この花は、ゲウム(Geum、英語の発音はジアム)。日本では、葉がダイコンに似ているからとやらで、ダイコンソウと呼ばれているそうですが、もちょっといい名前をつけて欲しい気がするのですよね・・・ゲウムは、可憐なコテージガーデンプラントですから。バラ科の植物で、やはりバラ科の、いちごなどにも似た感じですから、イチゴソウとかね。

去年の夏に、この写真のゲウムの「トータリー・タンジャリン Totally Tangerine」(まるまるミカン、とでも訳しましょうか)を一鉢購入。低くこじんまりと固まった葉の中から、細い、緑のワイヤーのような、90センチ近くの長い茎がずんずんとのびてきて、その先に、みかん色の花が咲くのです。2010年に、イギリスの植物ナーサリーで開発された、比較的新顔のゲウムですが、育てて、まだ1年経つか経たずで、すっかりこの植物のファンとなりました。日当たりの良いところに植えれば、花がら摘みをする以外は、一切手がかからず、ダイコンのようだという、ちょっと毛が生えた葉っぱは、ナメクジやその他の虫に食べられる事も一切無く。虫にそっぽを向かれる葉とは逆に、花は、蜂たちの間でも大人気。

去年は、このゲウムの花たちは、霜が降りる頃まで咲き続けました。葉は常緑で、今年の春も、庭の多年草の中では、一番最初に、4月の頭に咲き出したのです。株がかなり大きくなっていたので、花の咲く前の3月中に、掘り起こし、3つに分けました。1年後に、1つの株から3株収穫したことになります。お買い得!実際、ゲウムの場合、2、3年に一回は、こうして根を割って、植え直した方が、植物のためにも良いのだそうですし。

あまりに気に入ったので、このトータリー・タンジャリンよりも、赤みがかった花が咲く、ゲウムの「ミセス・ブラッドショー Geum chiloense "Mrs Bradshaw"」 も先日購入しました。これは、良く行く金物屋の店の前に、時々植物を並べて売っているのを、ひやかしで眺めていたところ、「あ、欲しかったミセス・ブラッドショーが、こんなところで!」と目に留まって買ったのです。巨大ガーデンセンターではなく、こんなちょっとした店でも売り始めたという事は、ゲウムは、今、徐々にトレンディーな花となってきているのかもしれません。
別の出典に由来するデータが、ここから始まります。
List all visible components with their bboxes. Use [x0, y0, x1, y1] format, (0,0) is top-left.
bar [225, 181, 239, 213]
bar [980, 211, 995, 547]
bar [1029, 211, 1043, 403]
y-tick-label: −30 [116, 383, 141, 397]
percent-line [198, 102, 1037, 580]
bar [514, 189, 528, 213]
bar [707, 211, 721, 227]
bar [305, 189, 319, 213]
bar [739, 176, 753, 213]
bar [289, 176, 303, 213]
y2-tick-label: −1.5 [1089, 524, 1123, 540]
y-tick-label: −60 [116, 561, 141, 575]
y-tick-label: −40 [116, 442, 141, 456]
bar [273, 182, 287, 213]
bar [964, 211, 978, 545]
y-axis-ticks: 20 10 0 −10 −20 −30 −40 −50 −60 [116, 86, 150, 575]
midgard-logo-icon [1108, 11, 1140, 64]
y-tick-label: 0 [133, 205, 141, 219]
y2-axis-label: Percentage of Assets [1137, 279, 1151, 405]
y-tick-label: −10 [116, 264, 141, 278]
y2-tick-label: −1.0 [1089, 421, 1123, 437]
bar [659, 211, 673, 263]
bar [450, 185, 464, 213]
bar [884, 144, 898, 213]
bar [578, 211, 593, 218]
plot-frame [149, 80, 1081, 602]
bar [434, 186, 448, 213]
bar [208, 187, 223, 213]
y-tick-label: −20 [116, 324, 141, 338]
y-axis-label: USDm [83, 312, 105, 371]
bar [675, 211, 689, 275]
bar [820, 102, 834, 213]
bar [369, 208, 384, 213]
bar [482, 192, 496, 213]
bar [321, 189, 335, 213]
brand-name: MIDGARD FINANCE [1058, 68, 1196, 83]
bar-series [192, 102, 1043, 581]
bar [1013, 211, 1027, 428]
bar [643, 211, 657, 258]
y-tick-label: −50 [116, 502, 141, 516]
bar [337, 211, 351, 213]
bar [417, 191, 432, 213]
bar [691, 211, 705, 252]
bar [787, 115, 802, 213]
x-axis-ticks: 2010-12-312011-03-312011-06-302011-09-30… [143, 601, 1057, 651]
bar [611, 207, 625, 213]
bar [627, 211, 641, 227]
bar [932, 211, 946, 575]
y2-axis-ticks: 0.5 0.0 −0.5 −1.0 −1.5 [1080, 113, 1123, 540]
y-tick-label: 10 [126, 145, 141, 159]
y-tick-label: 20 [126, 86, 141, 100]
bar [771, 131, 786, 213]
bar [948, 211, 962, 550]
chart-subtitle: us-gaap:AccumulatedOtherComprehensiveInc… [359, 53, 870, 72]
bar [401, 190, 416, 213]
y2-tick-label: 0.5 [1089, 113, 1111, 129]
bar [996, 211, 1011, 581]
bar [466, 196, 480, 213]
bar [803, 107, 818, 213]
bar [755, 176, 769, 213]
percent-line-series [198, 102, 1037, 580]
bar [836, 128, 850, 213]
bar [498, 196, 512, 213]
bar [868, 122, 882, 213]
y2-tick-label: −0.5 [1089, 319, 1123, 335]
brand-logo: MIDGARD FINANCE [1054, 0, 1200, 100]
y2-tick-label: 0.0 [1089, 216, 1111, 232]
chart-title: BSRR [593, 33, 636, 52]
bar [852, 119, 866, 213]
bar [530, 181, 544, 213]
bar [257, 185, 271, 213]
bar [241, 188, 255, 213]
ガーデニングも、ファッションと同じで、流行りすたりがありますので。こちらは、まだ、2,3個しか花はついてませんが、きっと、立派に育ってくれるでしょう。ミセス・ブラッドショーは、王立園芸協会のAGMでもありますし。(AGMについては、過去の記事まで。こちら。)茎の長さは、トータリー・タンジャリンより少々短めの60センチほど。

私は、がしっとした、風が吹いても微動だにしないような植物よりも、こういった、長い茎についた花が風に吹かれて、ゆらゆら・・・というタイプの植物が好きですね。自然に近い感じで。